L’utopie, cette étoile qui refuse de s’éteindre…L’utopie est un phare vacillant sur l’océan de l’Histoire, un éclat lointain qui scintille à la lisière du possible. Tour à tour vision prophétique, rêve éveillé ou mirage insaisissable, elle est le filigrane des plus hautes aspirations humaines.Matières à penser – Que reste-t-il de l’utopie ? interroge cet élan intemporel, scrute son souffle et sa persistance, en un chœur d’intellectuels et de poètes, d’érudits et de passeurs. Dans ce numéro dense, la pensée utopique est retournée comme une pierre levée, examinée sous toutes ses faces, soupesée, questionnée, et jamais réduite à un simple vestige du passé.MAP #33, 2025, L’utopie
Chaque contribution est une facette d’un prisme où se reflètent nos espoirs et nos désillusions. En guise d’ouverture, Stéphane Dubureau, écrivain discret mais incisif, s’attarde souvent sur ces espaces interstitiels où l’homme se confronte à son propre vide.
Ici et maintenant, il tisse une correspondance singulière dans son « Lettre d’un vieux monsieur à Archipel ». Ce texte, à la croisée de la prose poétique et du récit méditatif, épouse la forme d’une lettre fictive adressée à un lieu aussi réel qu’imaginaire. L’auteur y convoque la mémoire d’un ailleurs disparu, une île intime et insaisissable, reflet d’une quête intérieure où le silence du monde devient écriture.
L’Archipel qu’il évoque ici n’est pas sans rappeler certaines des utopies insulaires qui jalonnent l’histoire littéraire, de Thomas More à Aldous Huxley. L’« Archipel » dont parle Stéphane Dubureau est-il une utopie perdue ou un état de conscience, un sanctuaire intérieur ? Son écriture, flottante et presque musicale, oscille entre la confidence et l’allégorie initiatique. Comme dans un conte philosophique, le narrateur semble s’adresser à une entité qui lui échappe, une patrie de l’âme qu’il croyait oubliée. Cette île lointaine, il la nomme, il la convoque, mais elle demeure insaisissable, suspendue entre le souvenir et le rêve. Ici, l’utopie se fait intime : elle n’est plus un projet collectif mais une expérience intérieure, une nostalgie du possible.
Jean-Claude Mondet
Les autres auteurs poursuivent cette quête sous des angles variés. Michel Auzas-Mille relit Don Quichotte à la lumière de l’utopie amoureuse, Claude Valsardieu interroge le fragile équilibre entre l’utopie et le réel, tandis qu’Hocine Atrous s’engage sur les sentiers mystiques du soufisme. François Brin évoque l’utopie comme un espace de rencontre, là où Philippe Heckmann s’attarde sur une tradition utopique plus tangible, ancrée dans le socle du possible. Jean-Claude Mondet, qui maçonne au Rite Écossais Ancien et Accepté et est versé l’art des transmutations spirituelles, et Jean-Claude Émériau, quant à eux, plongent dans l’univers des savants et des hippies, révélant les germes utopiques nichés dans des contre-cultures où l’avenir se réinventait dans des vapeurs de rêves.

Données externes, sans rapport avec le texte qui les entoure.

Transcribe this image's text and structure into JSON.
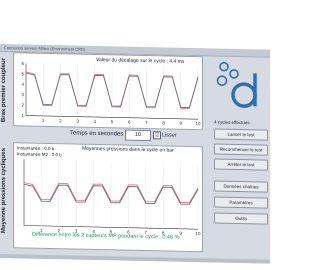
{
  "titlebar": {
    "text": "Connexion serveur Milieu (Environment CRD)"
  },
  "chart_top": {
    "ylabel": "Bras premier coupleur",
    "title": "Valeur du décalage sur le cycle : 4.4 ms"
  },
  "chart_bottom": {
    "ylabel": "Moyenne pressions cycliques",
    "title": "Moyennes pressions dans le cycle en bar",
    "instant1": "Instantanée  : 0.0 b",
    "instant2": "Instantanée  M2 : 0.0 b",
    "diff_text": "Différence entre les 2 capteurs MP pendant le cycle : 0.46 %"
  },
  "time_control": {
    "label": "Temps en secondes",
    "value": "10",
    "checkbox": "☑",
    "lisser": "Lisser"
  },
  "right_panel": {
    "cycles_text": "4 cycles effectués",
    "buttons": {
      "lancer": "Lancer le test",
      "recommencer": "Recommencer le test",
      "arreter": "Arrêter le test",
      "donnees": "Données chaînes",
      "parametres": "Paramètres",
      "outils": "Outils"
    }
  },
  "chart_data": [
    {
      "type": "line",
      "x": [
        0,
        0.5,
        1,
        1.5,
        2,
        2.5,
        3,
        3.5,
        4,
        4.5,
        5,
        5.5,
        6,
        6.5,
        7,
        7.5,
        8,
        8.5,
        9,
        9.5,
        10
      ],
      "xlim": [
        0,
        10
      ],
      "ylim": [
        1,
        6
      ],
      "x_ticks": [
        "1",
        "2",
        "3",
        "4",
        "5",
        "6",
        "7",
        "8",
        "9",
        "10"
      ],
      "y_ticks": [
        "1",
        "2",
        "3",
        "4",
        "5",
        "6"
      ],
      "series": [
        {
          "color": "#e8778a",
          "values": [
            5.2,
            5.0,
            2.0,
            2.0,
            5.1,
            5.1,
            2.0,
            2.0,
            5.1,
            5.1,
            2.0,
            2.0,
            5.1,
            5.1,
            2.0,
            2.0,
            5.1,
            5.1,
            2.0,
            2.0,
            5.1
          ]
        },
        {
          "color": "#6b7280",
          "values": [
            5.1,
            4.9,
            2.1,
            2.1,
            5.0,
            5.0,
            2.1,
            2.1,
            5.0,
            5.0,
            2.1,
            2.1,
            5.0,
            5.0,
            2.1,
            2.1,
            5.0,
            5.0,
            2.1,
            2.1,
            5.0
          ]
        }
      ]
    },
    {
      "type": "line",
      "x": [
        0,
        0.5,
        1,
        1.5,
        2,
        2.5,
        3,
        3.5,
        4,
        4.5,
        5,
        5.5,
        6,
        6.5,
        7,
        7.5,
        8,
        8.5,
        9,
        9.5,
        10
      ],
      "xlim": [
        0,
        10
      ],
      "ylim": [
        0,
        4
      ],
      "x_ticks": [
        "1",
        "2",
        "3",
        "4",
        "5",
        "6",
        "7",
        "8",
        "9",
        "10"
      ],
      "series": [
        {
          "color": "#e8778a",
          "values": [
            2.6,
            2.5,
            1.6,
            1.6,
            2.6,
            2.6,
            1.6,
            1.6,
            2.6,
            2.6,
            1.6,
            1.6,
            2.6,
            2.6,
            1.6,
            1.6,
            2.6,
            2.6,
            1.6,
            1.6,
            2.5
          ]
        },
        {
          "color": "#6b7280",
          "values": [
            2.5,
            2.4,
            1.5,
            1.5,
            2.5,
            2.5,
            1.5,
            1.5,
            2.5,
            2.5,
            1.5,
            1.5,
            2.5,
            2.5,
            1.5,
            1.5,
            2.5,
            2.5,
            1.5,
            1.5,
            2.4
          ]
        }
      ]
    }
  ]
}
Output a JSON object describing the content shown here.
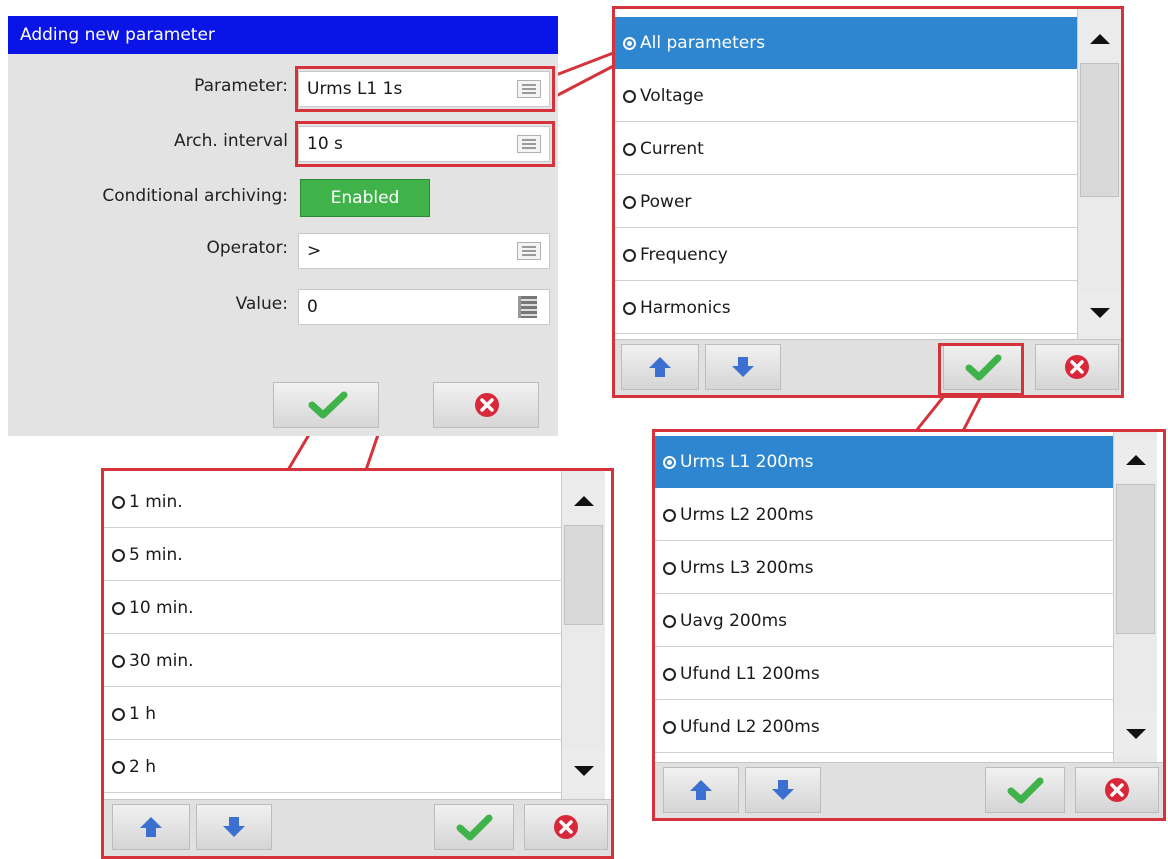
{
  "dialog": {
    "title": "Adding new parameter",
    "fields": {
      "parameter": {
        "label": "Parameter:",
        "value": "Urms L1 1s"
      },
      "arch_interval": {
        "label": "Arch. interval",
        "value": "10 s"
      },
      "conditional_archiving": {
        "label": "Conditional archiving:",
        "value": "Enabled"
      },
      "operator": {
        "label": "Operator:",
        "value": ">"
      },
      "value": {
        "label": "Value:",
        "value": "0"
      }
    },
    "buttons": {
      "ok_icon": "checkmark-icon",
      "cancel_icon": "cancel-icon"
    }
  },
  "category_popup": {
    "selected": "All parameters",
    "items": [
      "All parameters",
      "Voltage",
      "Current",
      "Power",
      "Frequency",
      "Harmonics"
    ]
  },
  "interval_popup": {
    "items": [
      "1 min.",
      "5 min.",
      "10 min.",
      "30 min.",
      "1 h",
      "2 h"
    ]
  },
  "parameter_popup": {
    "selected": "Urms L1 200ms",
    "items": [
      "Urms L1 200ms",
      "Urms L2 200ms",
      "Urms L3 200ms",
      "Uavg 200ms",
      "Ufund L1 200ms",
      "Ufund L2 200ms"
    ]
  },
  "colors": {
    "title_bar": "#0a14e6",
    "selection": "#2f86d0",
    "toggle_enabled": "#3fb24a",
    "highlight_frame": "#d5323c"
  }
}
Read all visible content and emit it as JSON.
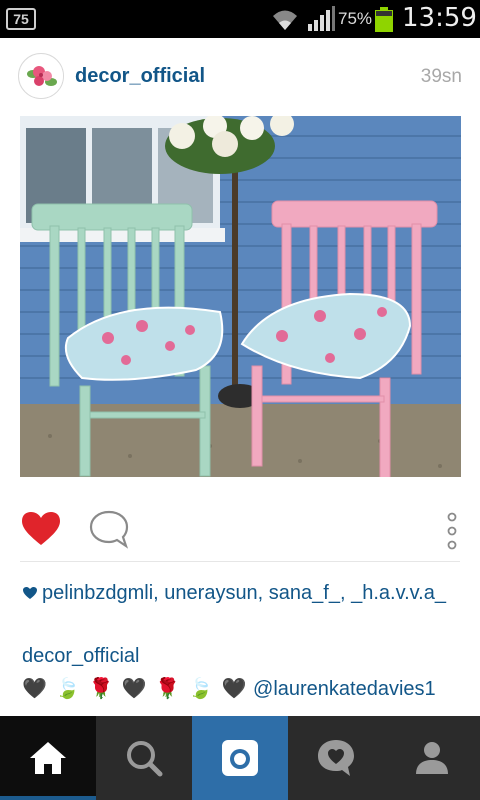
{
  "status_bar": {
    "notification": "75",
    "battery_percent": "75%",
    "time": "13:59",
    "icons": [
      "wifi-icon",
      "signal-icon",
      "battery-icon"
    ]
  },
  "post": {
    "username": "decor_official",
    "time_ago": "39sn",
    "liked": true,
    "likes_text": "pelinbzdgmli, uneraysun, sana_f_, _h.a.v.v.a_",
    "caption_user": "decor_official",
    "caption_glyphs": "🖤 🍃 🌹 🖤 🌹 🍃 🖤",
    "caption_mention": "@laurenkatedavies1"
  },
  "bottom_nav": {
    "items": [
      "home",
      "search",
      "camera",
      "activity",
      "profile"
    ],
    "active": "home"
  },
  "colors": {
    "link_blue": "#125688",
    "like_red": "#e0242b",
    "nav_bg": "#2b2b2b",
    "camera_blue": "#2e6ea8"
  }
}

Là où certains voient dans l’utopie un mirage condamné à s’évaporer sous la chaleur du pragmatisme, d’autres la défendent comme une nécessité spirituelle, un impératif ontologique. L’utopie, loin d’être une vaine illusion, serait l’expression d’une foi en la perfectibilité de l’homme, une projection de la Gnose sur le parchemin du monde. Il ne s’agit pas tant d’une fuite hors du réel que d’un regard jeté au-delà du visible, d’un élan qui trace des chemins dans l’épaisseur du présent. L’utopie, en ce sens, rejoint la quête initiatique : elle est ce qui pousse l’homme à franchir les colonnes du Temple, à interroger l’Invisible, à embrasser l’inconnu sans crainte.
Dans cette mosaïque d’essais, une constante se dessine : l’utopie comme miroir. Miroir des aspirations humaines, certes, mais aussi miroir des impasses d’un monde qui peine à s’inventer autrement. Kinthia Appavou évoque le « jeu des miroirs », une réflexion vertigineuse où l’utopie et son contraire s’enlacent, révélant tour à tour la lumière et l’ombre. Dans cette dialectique du rêve et du réel, l’utopie n’est plus un absolu figé, mais un mouvement, une respiration qui traverse les âges.
Certains articles sont empreints d’une mélancolie diffuse, d’autres vibrent d’un optimisme combatif, mais tous, d’une manière ou d’une autre, posent cette même question essentielle : que reste-t-il de l’utopie ? Peut-être la réponse se trouve-t-elle dans ces lignes mêmes, dans cette obstination à penser ce qui semble inatteignable, à le formuler encore et toujours. Car l’utopie, loin d’être un vestige du passé, est peut-être simplement l’autre nom de l’espérance – cette étincelle qui danse dans l’œil du pèlerin lorsqu’il marche vers l’inconnu.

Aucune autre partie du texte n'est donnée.